ANTIQUITY OF GOLD.—ITS WORSHIP.—ANCIENT GOLD MINES.—KING SOLOMON.—GOLD IN AMERICA.—STORY OF A HUNTER.—THE SHEPHERD AND THE CHILD.—HOW PIZARRO EUCHRED THE PERUVIAN KING.—SUTTER’S FORT AND SAW-MILL.—MARSHALL’S DISCOVERY IN THE MILL-RACE.—ROMANCE AND REALITY.—SPREADING THE NEWS.—NAVIGATION UNDER DISADVANTAGES.—THE GOLD EXCITEMENT.—THE PAN AND ROCKER.—THE AUTHOR AS A GOLD MINER.—HOW HE WORKED THE ROCKER.—HARRY AND HIS TIN DIPPER.—DISAPPOINTMENT AND DINNER.—VICISSITUDES OF GOLD MINING.

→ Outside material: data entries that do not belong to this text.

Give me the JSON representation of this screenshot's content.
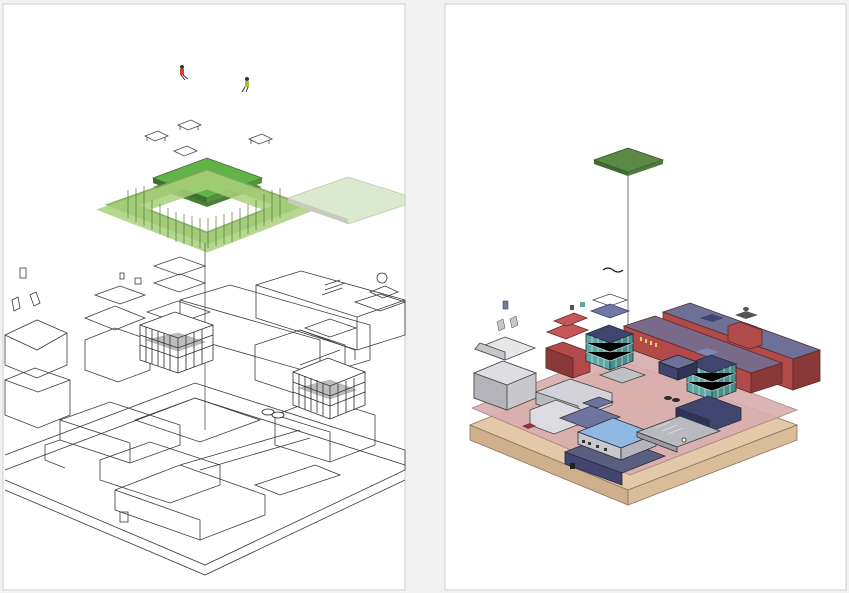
{
  "panels": [
    {
      "id": "left",
      "style": "line-drawing"
    },
    {
      "id": "right",
      "style": "colored-model"
    }
  ],
  "colors": {
    "background": "#f1f1f1",
    "panel_fill": "#ffffff",
    "panel_border": "#cfcfcf",
    "line": "#3a3a3a",
    "green_roof": "#62b24a",
    "green_roof_dark": "#4a7f38",
    "green_tree": "#a8d07a",
    "pale_green": "#dbe9cf",
    "brick": "#b24a4a",
    "brick_dark": "#8a3838",
    "navy": "#3f456f",
    "slate": "#5a5f80",
    "glass": "#5fa7a4",
    "grey_block": "#c8c8cc",
    "plinth_tan": "#e4c9a9",
    "plinth_pink": "#d8aeae",
    "light_blue_roof": "#8fb8e3"
  }
}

The most valuable metal generally known is gold, and it is likewise one of the most ancient. It is found in various parts of the globe, and is sufficiently scarce, and sufficiently hard to obtain, to make it precious. No doubt there is enough of it in the composition of this globe, if it could be easily obtained, to make it a very common metal. An Irishman once said, speaking of the gold mines of California, that there was sufficient of the precious metal there, but it was terribly mixed up with dirt. If it were not for this mixing with dirt, and the difficulty of separating it, all of us might have gold enough and to spare, though it is quite possible that it might be of no more value than tin or brass.